“There is an influx in our roads of drivers who are not competent and qualified to be driving on our roads,” said Transport Minister Dipuo Peters when releasing the road fatality stats this week, adding later, “at times the way people drive, you would think that they have made an application to die.”

1714 people died on South Africa’s road during the past festive season – a five per cent increase from the previous year. The increase comes despite numerous road safety campaigns and stern law enforcement operations during the festive season. The Transport Department has done everything from public education to placing wrecked cars next to the highways. But one possible solution has received little attention: taking the responsibility of driving away from the ‘incompetent’ motorists.

Autonomous, or driverless cars, are no longer a thing of science fiction. They exist, and could be a common occurrence within the next decade. Elon Musk’s Tesla already has an autonomous option for all its models. Google is also hard at work at claiming a large chunk of the market. Meanwhile, many traditional manufacturers, including BMW, Volkswagen, Ford and Toyota (South Africans’ preferred car choices) are all working on their own models. Many believe these cars offer a safer, more efficient and environmentally friendly transport option. Others argue it’s the first major step in the rise of the machine.

But 90% of road fatalities resulted from human error this past festive season. And according to a report by the Road Traffic Management Corporation, the ‘human factor’ contributed 82% to the 2962 road deaths in the first three months of 2016. These range from drunk-driving, distractions such as cell phones, irresponsible overtaking and fatigue.

All of the above are removed from the equation when getting into a car that does the thinking, driving. They wait outside the bar on game night and they don’t have to look at Twitter updates or Whatsapps behind the wheel. When they tire – or their batteries die – they don’t push for the last 200km just to reach their destination. And all their decisions are based on calculations, not chances.

Despite the carnage recorded on the roads every year, South Africans have not given these ‘computers on wheels’ much thought. The minister for example listed “further technological innovations” as one of the department’s interventions, but failed to specify what that includes. She emphasised stricter legislation and public education, among a list of previously tested measures, all of which have had little impact, as the latest figures indicate.

It is no secret that South Africans are not afraid to line up the shots before getting behind the wheel or keeping themselves busy with dangerous distractions while commuting. If you had a car that could get you from point A to B, you would be able to do all these things simultaneously without having the infuriating task of navigating through the traffic. You could even engage in carnal activities, as was the case with a couple from the Western Cape recently, who was found in a “compromising position”, reports said.

Similarly, South Africa’s taxis and busses have had their fair share of news headlines. While these accidents are less frequent, they do often come with more casualties. This however will be hard to negotiate as the unions will tell you of the thousands of job losses the industry would face.

Hypothetically, less than 200 people would have died this festive season if the human factor was removed.
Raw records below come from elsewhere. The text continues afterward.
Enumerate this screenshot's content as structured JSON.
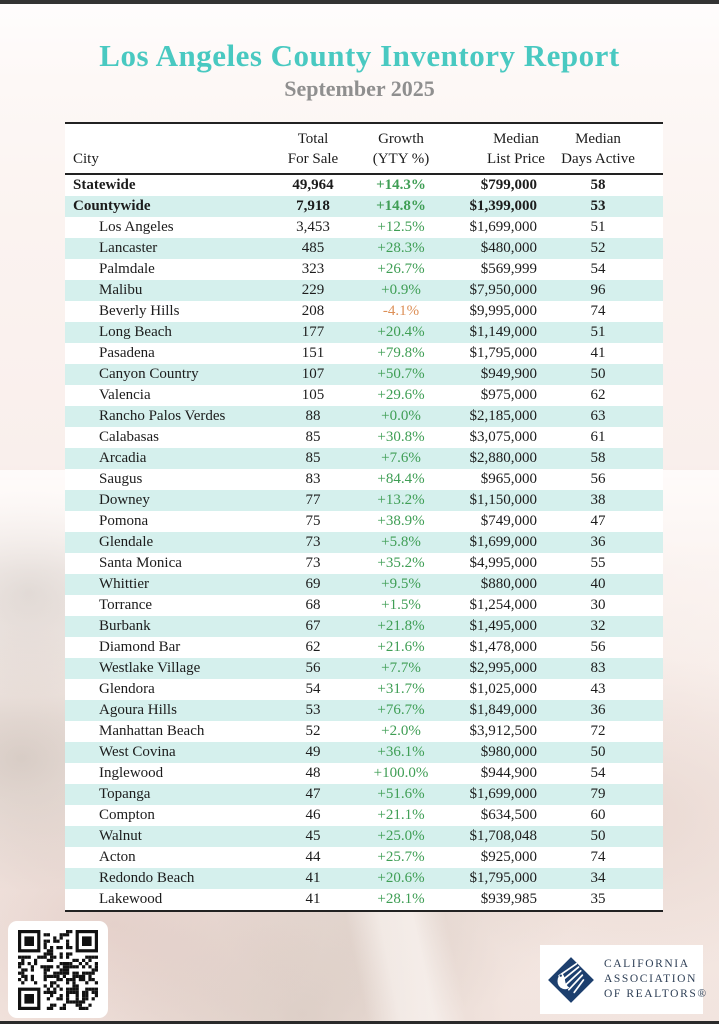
{
  "page": {
    "title": "Los Angeles County Inventory Report",
    "subtitle": "September 2025"
  },
  "table": {
    "header": [
      {
        "line1": "",
        "line2": "City"
      },
      {
        "line1": "Total",
        "line2": "For Sale"
      },
      {
        "line1": "Growth",
        "line2": "(YTY %)"
      },
      {
        "line1": "Median",
        "line2": "List Price"
      },
      {
        "line1": "Median",
        "line2": "Days Active"
      }
    ],
    "rows": [
      {
        "city": "Statewide",
        "total": "49,964",
        "growth": "+14.3%",
        "price": "$799,000",
        "days": "58",
        "emphasis": true,
        "indent": false
      },
      {
        "city": "Countywide",
        "total": "7,918",
        "growth": "+14.8%",
        "price": "$1,399,000",
        "days": "53",
        "emphasis": true,
        "indent": false
      },
      {
        "city": "Los Angeles",
        "total": "3,453",
        "growth": "+12.5%",
        "price": "$1,699,000",
        "days": "51",
        "emphasis": false,
        "indent": true
      },
      {
        "city": "Lancaster",
        "total": "485",
        "growth": "+28.3%",
        "price": "$480,000",
        "days": "52",
        "emphasis": false,
        "indent": true
      },
      {
        "city": "Palmdale",
        "total": "323",
        "growth": "+26.7%",
        "price": "$569,999",
        "days": "54",
        "emphasis": false,
        "indent": true
      },
      {
        "city": "Malibu",
        "total": "229",
        "growth": "+0.9%",
        "price": "$7,950,000",
        "days": "96",
        "emphasis": false,
        "indent": true
      },
      {
        "city": "Beverly Hills",
        "total": "208",
        "growth": "-4.1%",
        "price": "$9,995,000",
        "days": "74",
        "emphasis": false,
        "indent": true
      },
      {
        "city": "Long Beach",
        "total": "177",
        "growth": "+20.4%",
        "price": "$1,149,000",
        "days": "51",
        "emphasis": false,
        "indent": true
      },
      {
        "city": "Pasadena",
        "total": "151",
        "growth": "+79.8%",
        "price": "$1,795,000",
        "days": "41",
        "emphasis": false,
        "indent": true
      },
      {
        "city": "Canyon Country",
        "total": "107",
        "growth": "+50.7%",
        "price": "$949,900",
        "days": "50",
        "emphasis": false,
        "indent": true
      },
      {
        "city": "Valencia",
        "total": "105",
        "growth": "+29.6%",
        "price": "$975,000",
        "days": "62",
        "emphasis": false,
        "indent": true
      },
      {
        "city": "Rancho Palos Verdes",
        "total": "88",
        "growth": "+0.0%",
        "price": "$2,185,000",
        "days": "63",
        "emphasis": false,
        "indent": true
      },
      {
        "city": "Calabasas",
        "total": "85",
        "growth": "+30.8%",
        "price": "$3,075,000",
        "days": "61",
        "emphasis": false,
        "indent": true
      },
      {
        "city": "Arcadia",
        "total": "85",
        "growth": "+7.6%",
        "price": "$2,880,000",
        "days": "58",
        "emphasis": false,
        "indent": true
      },
      {
        "city": "Saugus",
        "total": "83",
        "growth": "+84.4%",
        "price": "$965,000",
        "days": "56",
        "emphasis": false,
        "indent": true
      },
      {
        "city": "Downey",
        "total": "77",
        "growth": "+13.2%",
        "price": "$1,150,000",
        "days": "38",
        "emphasis": false,
        "indent": true
      },
      {
        "city": "Pomona",
        "total": "75",
        "growth": "+38.9%",
        "price": "$749,000",
        "days": "47",
        "emphasis": false,
        "indent": true
      },
      {
        "city": "Glendale",
        "total": "73",
        "growth": "+5.8%",
        "price": "$1,699,000",
        "days": "36",
        "emphasis": false,
        "indent": true
      },
      {
        "city": "Santa Monica",
        "total": "73",
        "growth": "+35.2%",
        "price": "$4,995,000",
        "days": "55",
        "emphasis": false,
        "indent": true
      },
      {
        "city": "Whittier",
        "total": "69",
        "growth": "+9.5%",
        "price": "$880,000",
        "days": "40",
        "emphasis": false,
        "indent": true
      },
      {
        "city": "Torrance",
        "total": "68",
        "growth": "+1.5%",
        "price": "$1,254,000",
        "days": "30",
        "emphasis": false,
        "indent": true
      },
      {
        "city": "Burbank",
        "total": "67",
        "growth": "+21.8%",
        "price": "$1,495,000",
        "days": "32",
        "emphasis": false,
        "indent": true
      },
      {
        "city": "Diamond Bar",
        "total": "62",
        "growth": "+21.6%",
        "price": "$1,478,000",
        "days": "56",
        "emphasis": false,
        "indent": true
      },
      {
        "city": "Westlake Village",
        "total": "56",
        "growth": "+7.7%",
        "price": "$2,995,000",
        "days": "83",
        "emphasis": false,
        "indent": true
      },
      {
        "city": "Glendora",
        "total": "54",
        "growth": "+31.7%",
        "price": "$1,025,000",
        "days": "43",
        "emphasis": false,
        "indent": true
      },
      {
        "city": "Agoura Hills",
        "total": "53",
        "growth": "+76.7%",
        "price": "$1,849,000",
        "days": "36",
        "emphasis": false,
        "indent": true
      },
      {
        "city": "Manhattan Beach",
        "total": "52",
        "growth": "+2.0%",
        "price": "$3,912,500",
        "days": "72",
        "emphasis": false,
        "indent": true
      },
      {
        "city": "West Covina",
        "total": "49",
        "growth": "+36.1%",
        "price": "$980,000",
        "days": "50",
        "emphasis": false,
        "indent": true
      },
      {
        "city": "Inglewood",
        "total": "48",
        "growth": "+100.0%",
        "price": "$944,900",
        "days": "54",
        "emphasis": false,
        "indent": true
      },
      {
        "city": "Topanga",
        "total": "47",
        "growth": "+51.6%",
        "price": "$1,699,000",
        "days": "79",
        "emphasis": false,
        "indent": true
      },
      {
        "city": "Compton",
        "total": "46",
        "growth": "+21.1%",
        "price": "$634,500",
        "days": "60",
        "emphasis": false,
        "indent": true
      },
      {
        "city": "Walnut",
        "total": "45",
        "growth": "+25.0%",
        "price": "$1,708,048",
        "days": "50",
        "emphasis": false,
        "indent": true
      },
      {
        "city": "Acton",
        "total": "44",
        "growth": "+25.7%",
        "price": "$925,000",
        "days": "74",
        "emphasis": false,
        "indent": true
      },
      {
        "city": "Redondo Beach",
        "total": "41",
        "growth": "+20.6%",
        "price": "$1,795,000",
        "days": "34",
        "emphasis": false,
        "indent": true
      },
      {
        "city": "Lakewood",
        "total": "41",
        "growth": "+28.1%",
        "price": "$939,985",
        "days": "35",
        "emphasis": false,
        "indent": true
      }
    ]
  },
  "footer": {
    "logo_lines": [
      "CALIFORNIA",
      "ASSOCIATION",
      "OF REALTORS®"
    ]
  },
  "colors": {
    "accent_teal": "#49c9c1",
    "subtitle_gray": "#8f8f8f",
    "row_stripe_teal": "#d5f0ed",
    "growth_positive": "#3f9e55",
    "growth_negative": "#dd9058",
    "logo_navy": "#1d3f6e",
    "text": "#1c1c1c"
  }
}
That is if the autonomous cars did not suffer any malfunctions or malicious breaches of their computers. Severe weather conditions could also hamper the cameras’ and sensors’ abilities, while shared authority between driver and computer could also complicate the process, said a recent report by the University of Texas. It also found increasing trust in the vehicles could result in motorists paying less attention to the risks on the road when they take control.
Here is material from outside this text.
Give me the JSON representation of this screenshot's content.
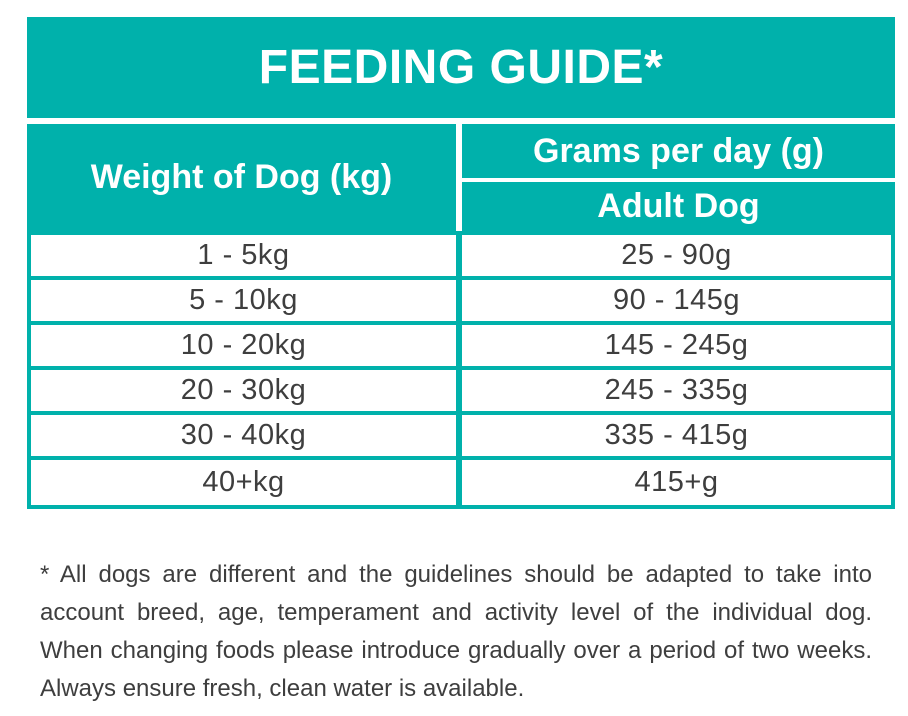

South Africa meanwhile offers its own complications. Income inequality would result in what could be a dangerous mix of autonomous and existing vehicles (Tesla’s cheapest model starts at R480 000). Based on what I have witnessed on the roads, a trip in a driverless car is more likely to resemble a horror movie as opposed to a relaxing commute. Rural roads and informal settlements present their own challenges for a range of reasons. More profoundly, who takes responsibility for a crash between a City Golf and a Google car, whose insurance pays out and who gets prosecuted?

Lawmakers, businesses and citizens again face similar questions they did with the introduction of the internet or smart phones. Only this time, we place our survival directly in the hands of computers.

Is that why South Africans are more reluctant to let go of the wheel? The level of comfort and trust in technology is not equal to the developed world. Are we more comfortable with our own lives and those of our fellow motorists in our own hands? Or is it that the N1 has become the frontline in a war where motorists can display their superiority, based on class, race, gender or intellect; where our 1.6 litre weapons are the last thing we are willing to surrender?